Dynamically allocation memory for array of structs in c

You don't need the ampersands:

msg1.servers[0] = s1;
msg1.servers[1] = s2;

Saying &s1 would give you a pointer to a struct server, but msg1.servers[0] is a single element in the array you just allocated.

msg.servers is a pointer to the type server. When you use msg.servers[0] you're dereferencing the pointer, so its type is now server, not server *, obviously you cannot assign the address of a server instance to it.

You probably want the following:

struct msg{
  struct server** servers;
};

struct msg msg1;
struct server s1,s2;

msg1.servers = malloc(2 * sizeof(struct server *));
msg1.servers[0] = &s1;
msg1.servers[1] = &s2;

msg1.servers[0] = &s1;

An array subscript implicitly dereferences the pointer (a[i] == *(a + i), so the type of the expression msg1.servers[0] is struct server, not struct server *.

Change your struct msg definition to

struct msg {
  struct server **servers; // servers will be an array of pointers
};

and the malloc call to

msg1.servers = malloc(2 * sizeof *msg1.servers); 

and then the assignments will work.

EDIT

Or, like everyone else is pointing out, drop the & from the assignment.
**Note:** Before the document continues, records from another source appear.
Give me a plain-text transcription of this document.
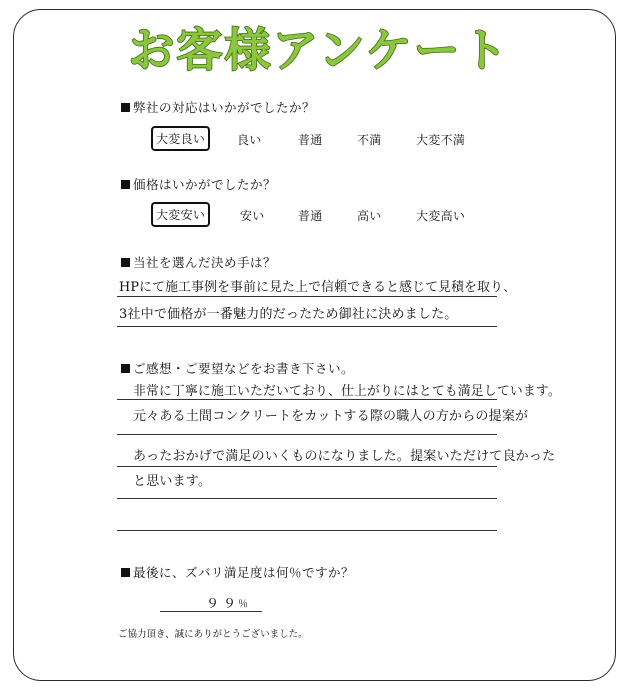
お客様アンケート
弊社の対応はいかがでしたか？
大変良い	良い	普通	不満	大変不満
価格はいかがでしたか？
大変安い	安い	普通	高い	大変高い
当社を選んだ決め手は？
HPにて施工事例を事前に見た上で信頼できると感じて見積を取り、
3社中で価格が一番魅力的だったため御社に決めました。
ご感想・ご要望などをお書き下さい。
非常に丁寧に施工いただいており、仕上がりにはとても満足しています。
元々ある土間コンクリートをカットする際の職人の方からの提案が
あったおかげで満足のいくものになりました。提案いただけて良かった
と思います。
最後に、ズバリ満足度は何％ですか？
９９
％
ご協力頂き、誠にありがとうございました。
It depends on what you intend servers to represent; is it an array of struct server, or an array of pointers to struct server?

You need a array of pointers

#include <stdio.h>
#include <stdlib.h>

int main(void)
{
    struct server{
        // some members
    };  

    struct msg{
        struct server ** servers;
    };  

    struct msg msg1;
    struct server s1,s2;

    if ((msg1.servers = malloc(2 * sizeof(struct server *))) == NULL) {
        printf("unable to allocate memory \n");
        return -1; 
    }   
    msg1.servers[0] = &s1; // compilation error 
    msg1.servers[1] = &s2;  // compilation error

    free(msg1.servers);

    return 0;
}